SPS Webinar: Multi-Scale Spectral Loss Revisited
Date: 23 July 2025
Time: 9:00 AM ET (New York Time)
Presenter(s): Mr. Simon Schwär
Based on the IEEE Xplore® article:
"Multi-Scale Spectral Loss Revisited"
Published: IEEE Signal Processing Letters, November 2023.
Download article: Original article is open access and publicly available for download.
Abstract
The Multi-Scale Spectral (MSS) loss is widely used for comparing audio signals, offering a good balance between temporal and spectral resolution, while allowing for phase differences between waveforms that are perceptually irrelevant. However, the configuration of this loss function, including parameters such as window type and size, hop size, and magnitude compression, is often chosen empirically and without explicitly considering the impact on loss behavior. This is particularly relevant in the context of differentiable digital signal processing (DDSP), where loss gradients are back-propagated through fixed DSP building blocks before they are used as learning signals.
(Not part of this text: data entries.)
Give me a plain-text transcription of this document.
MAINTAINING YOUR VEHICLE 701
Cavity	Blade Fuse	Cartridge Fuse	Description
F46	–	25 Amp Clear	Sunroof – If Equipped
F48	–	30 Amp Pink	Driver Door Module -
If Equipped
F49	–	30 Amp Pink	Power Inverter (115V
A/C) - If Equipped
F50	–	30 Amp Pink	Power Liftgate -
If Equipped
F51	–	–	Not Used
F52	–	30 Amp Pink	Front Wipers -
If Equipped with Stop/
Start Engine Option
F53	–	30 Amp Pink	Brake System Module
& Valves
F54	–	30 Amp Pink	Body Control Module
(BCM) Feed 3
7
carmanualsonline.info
In this webinar, the presenter gives an overview of various MSS loss configurations and analyzes the effects of individual loss parameters in detail. Using common DDSP components such as oscillators and filters, they illustrate cases where trade-offs between configuration choices become important. Furthermore, they present examples where the MSS loss fails to provide meaningful gradients entirely and discuss potential workarounds proposed in literature.
Biography
Simon Schwär (M'23) received the B.Eng. degree in audio engineering from Robert Schumann Conservatory in Düsseldorf, Germany in 2017 and the M.Sc. degree in signal processing and communications engineering from Friedrich-Alexander-Universität Erlangen-Nürnberg, Germany in 2022. He is currently pursuing his Ph.D. degree in the music processing group of Prof. Meinard Müller at International Audio Laboratories Erlangen, a joint institute of Friedrich-Alexander-Universität Erlangen-Nürnberg and the Fraunhofer Institute for Integrated Circuits IIS.
He was an Audio Software Developer at the Fraunhofer Institute for Integrated Circuits IIS, from 2017 to 2021, working on real-time VR/AR audio rendering for complex scenes. His current research interests include the computational analysis of singing voice and musical instrument intonation, as well as musically meaningful loss functions between audio signals.